NY Times Piece on Post-Christian Religious Impulses in the United States

The New York Times recently ran an Op Ed column suggesting that the United States is moving further and further towards a mass religious stance that believes behind the Christian scriptural narratives. An excerpt reads:

“But the secularization narrative is insufficient, because even with America’s churches in decline, the religious impulse has hardly disappeared. In the early 2000s, over 40 percent of Americans answered with an emphatic ‘yes’ when Gallup asked them if ‘a profound religious experience or awakening’ had redirected their lives; that number had doubled since the 1960s, when institutional religion was more vigorous. A recent Pew survey on secularization likewise found increases in the share of Americans who have regular feelings of ‘spiritual peace and well-being.’ And the resilience of religious impulses and rhetoric in contemporary political movements, even (or especially) on the officially secular left, is an obvious feature of our politics.”

Read the entire piece: https://www.nytimes.com/2018/12/12/opinion/christianity-paganism-america.html?action=click&module=Opinion&pgtype=Homepage.

Thanks to Hymenaeus Beta for the tip!

Frater Lux Ad Mundi

One Comment

  1. I was just at Spencer Gifts this past weekend and noticed over a half dozen books on witchcraft and occultism for sale in the store. At Barnes & Noble, there was an entire table with short $5 books on tarot, crystals, etc.

    We’re works like that visibly being sold in “normie” stores a decade ago as well, or was I just not looking for such things back then?

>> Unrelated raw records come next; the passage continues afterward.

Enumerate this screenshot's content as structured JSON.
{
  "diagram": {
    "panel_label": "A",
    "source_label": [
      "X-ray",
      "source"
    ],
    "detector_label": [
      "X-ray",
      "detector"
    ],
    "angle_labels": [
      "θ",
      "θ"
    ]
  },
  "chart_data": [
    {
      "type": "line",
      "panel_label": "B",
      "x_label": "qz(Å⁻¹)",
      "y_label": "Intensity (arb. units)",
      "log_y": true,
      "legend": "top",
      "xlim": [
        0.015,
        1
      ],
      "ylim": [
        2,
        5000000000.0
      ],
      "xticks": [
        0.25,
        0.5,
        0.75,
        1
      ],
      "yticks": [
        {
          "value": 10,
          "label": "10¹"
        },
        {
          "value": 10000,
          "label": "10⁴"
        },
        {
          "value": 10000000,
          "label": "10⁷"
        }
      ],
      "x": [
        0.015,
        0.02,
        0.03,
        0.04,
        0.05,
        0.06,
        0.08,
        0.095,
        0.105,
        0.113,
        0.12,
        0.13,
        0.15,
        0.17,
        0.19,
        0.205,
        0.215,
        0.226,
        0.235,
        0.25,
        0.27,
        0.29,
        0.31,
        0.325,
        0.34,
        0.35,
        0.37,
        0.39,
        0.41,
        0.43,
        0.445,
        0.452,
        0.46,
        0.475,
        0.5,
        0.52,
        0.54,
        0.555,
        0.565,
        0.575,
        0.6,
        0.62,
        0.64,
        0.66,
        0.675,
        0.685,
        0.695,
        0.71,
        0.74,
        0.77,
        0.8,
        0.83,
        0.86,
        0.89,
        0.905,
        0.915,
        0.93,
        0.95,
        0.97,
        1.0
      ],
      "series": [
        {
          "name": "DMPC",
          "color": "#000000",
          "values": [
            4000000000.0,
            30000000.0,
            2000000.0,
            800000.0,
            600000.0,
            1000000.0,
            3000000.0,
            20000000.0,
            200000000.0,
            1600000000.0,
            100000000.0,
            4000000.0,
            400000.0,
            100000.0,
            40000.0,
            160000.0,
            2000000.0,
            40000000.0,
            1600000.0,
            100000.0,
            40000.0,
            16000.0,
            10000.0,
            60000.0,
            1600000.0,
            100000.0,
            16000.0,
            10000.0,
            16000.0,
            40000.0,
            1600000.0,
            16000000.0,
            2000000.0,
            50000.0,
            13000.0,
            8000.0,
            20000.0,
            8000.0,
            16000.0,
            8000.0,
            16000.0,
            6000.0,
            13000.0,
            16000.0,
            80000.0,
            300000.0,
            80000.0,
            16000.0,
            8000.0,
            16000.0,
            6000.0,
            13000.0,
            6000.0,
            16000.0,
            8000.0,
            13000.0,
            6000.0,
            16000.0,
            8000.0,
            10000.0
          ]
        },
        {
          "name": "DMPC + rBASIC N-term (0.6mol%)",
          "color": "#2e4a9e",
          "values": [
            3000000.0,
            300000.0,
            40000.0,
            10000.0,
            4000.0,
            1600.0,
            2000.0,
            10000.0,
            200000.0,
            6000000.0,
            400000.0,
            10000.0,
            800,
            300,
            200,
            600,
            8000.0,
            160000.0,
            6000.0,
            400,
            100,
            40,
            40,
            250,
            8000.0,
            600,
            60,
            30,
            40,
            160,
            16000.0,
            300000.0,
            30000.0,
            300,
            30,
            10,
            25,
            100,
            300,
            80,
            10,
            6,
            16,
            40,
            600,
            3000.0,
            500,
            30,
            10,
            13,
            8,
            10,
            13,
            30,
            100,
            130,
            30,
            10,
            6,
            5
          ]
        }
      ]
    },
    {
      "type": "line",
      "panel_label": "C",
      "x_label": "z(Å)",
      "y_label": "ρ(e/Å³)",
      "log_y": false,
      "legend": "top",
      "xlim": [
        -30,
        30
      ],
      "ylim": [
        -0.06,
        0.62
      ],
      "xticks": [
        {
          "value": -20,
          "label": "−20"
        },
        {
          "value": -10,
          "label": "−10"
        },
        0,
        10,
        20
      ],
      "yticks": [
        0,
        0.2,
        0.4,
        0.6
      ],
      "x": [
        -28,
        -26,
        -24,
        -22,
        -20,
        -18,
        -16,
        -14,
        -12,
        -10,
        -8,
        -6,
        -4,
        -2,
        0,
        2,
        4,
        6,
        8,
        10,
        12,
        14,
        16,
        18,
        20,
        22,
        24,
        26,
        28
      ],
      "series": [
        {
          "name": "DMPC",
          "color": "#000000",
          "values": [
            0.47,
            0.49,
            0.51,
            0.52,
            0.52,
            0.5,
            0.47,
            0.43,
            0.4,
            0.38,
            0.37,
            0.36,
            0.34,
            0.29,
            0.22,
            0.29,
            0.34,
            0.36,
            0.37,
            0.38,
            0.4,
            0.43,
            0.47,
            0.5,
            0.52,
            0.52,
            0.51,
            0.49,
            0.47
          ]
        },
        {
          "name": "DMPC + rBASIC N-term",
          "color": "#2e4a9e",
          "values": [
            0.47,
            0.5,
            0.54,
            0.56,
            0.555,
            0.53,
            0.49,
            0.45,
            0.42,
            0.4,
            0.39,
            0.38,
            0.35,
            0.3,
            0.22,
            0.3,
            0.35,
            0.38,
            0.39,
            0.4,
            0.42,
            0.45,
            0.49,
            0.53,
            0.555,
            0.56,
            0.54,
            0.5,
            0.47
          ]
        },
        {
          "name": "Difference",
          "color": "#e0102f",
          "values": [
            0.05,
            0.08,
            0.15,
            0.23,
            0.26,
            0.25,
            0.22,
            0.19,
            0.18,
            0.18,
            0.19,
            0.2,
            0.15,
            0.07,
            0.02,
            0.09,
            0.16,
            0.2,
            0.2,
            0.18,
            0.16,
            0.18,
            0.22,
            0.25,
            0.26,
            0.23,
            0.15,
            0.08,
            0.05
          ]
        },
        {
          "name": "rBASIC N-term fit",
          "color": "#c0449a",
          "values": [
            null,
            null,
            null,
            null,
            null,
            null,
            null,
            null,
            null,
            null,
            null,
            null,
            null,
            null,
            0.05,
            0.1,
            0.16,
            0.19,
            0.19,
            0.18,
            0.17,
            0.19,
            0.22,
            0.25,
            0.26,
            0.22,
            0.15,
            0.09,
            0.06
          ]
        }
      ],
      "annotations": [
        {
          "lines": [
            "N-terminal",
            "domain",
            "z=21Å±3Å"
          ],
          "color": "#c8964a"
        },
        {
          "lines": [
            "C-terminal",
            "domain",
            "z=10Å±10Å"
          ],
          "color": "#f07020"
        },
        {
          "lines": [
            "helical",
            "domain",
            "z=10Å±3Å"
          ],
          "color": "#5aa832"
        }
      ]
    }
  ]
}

    Now, I’m sure that most of the contents were “fluffbunny” and likewise with most of the folks buying those particular works— these aren’t “Magick In Theory And Practice” tier after all. 99.9% of such books aren’t.

    But all-in-all, it’s a positive trend.

    Christians may retort that “pagans [sic] and occultists don’t have a real religion, they just do whatever they want and believe whatever they want to believe”.

    That may be, depending on the school of thought in question, true, but the same applies to the majority of Christians— for instance, something like 80% of Americans identify as Christian, but a startlingly high percentage (40ish% IIRC) believe in things such as reincarnation as well as various ideas that have been condemned as heresy by various Eccumenial Councils.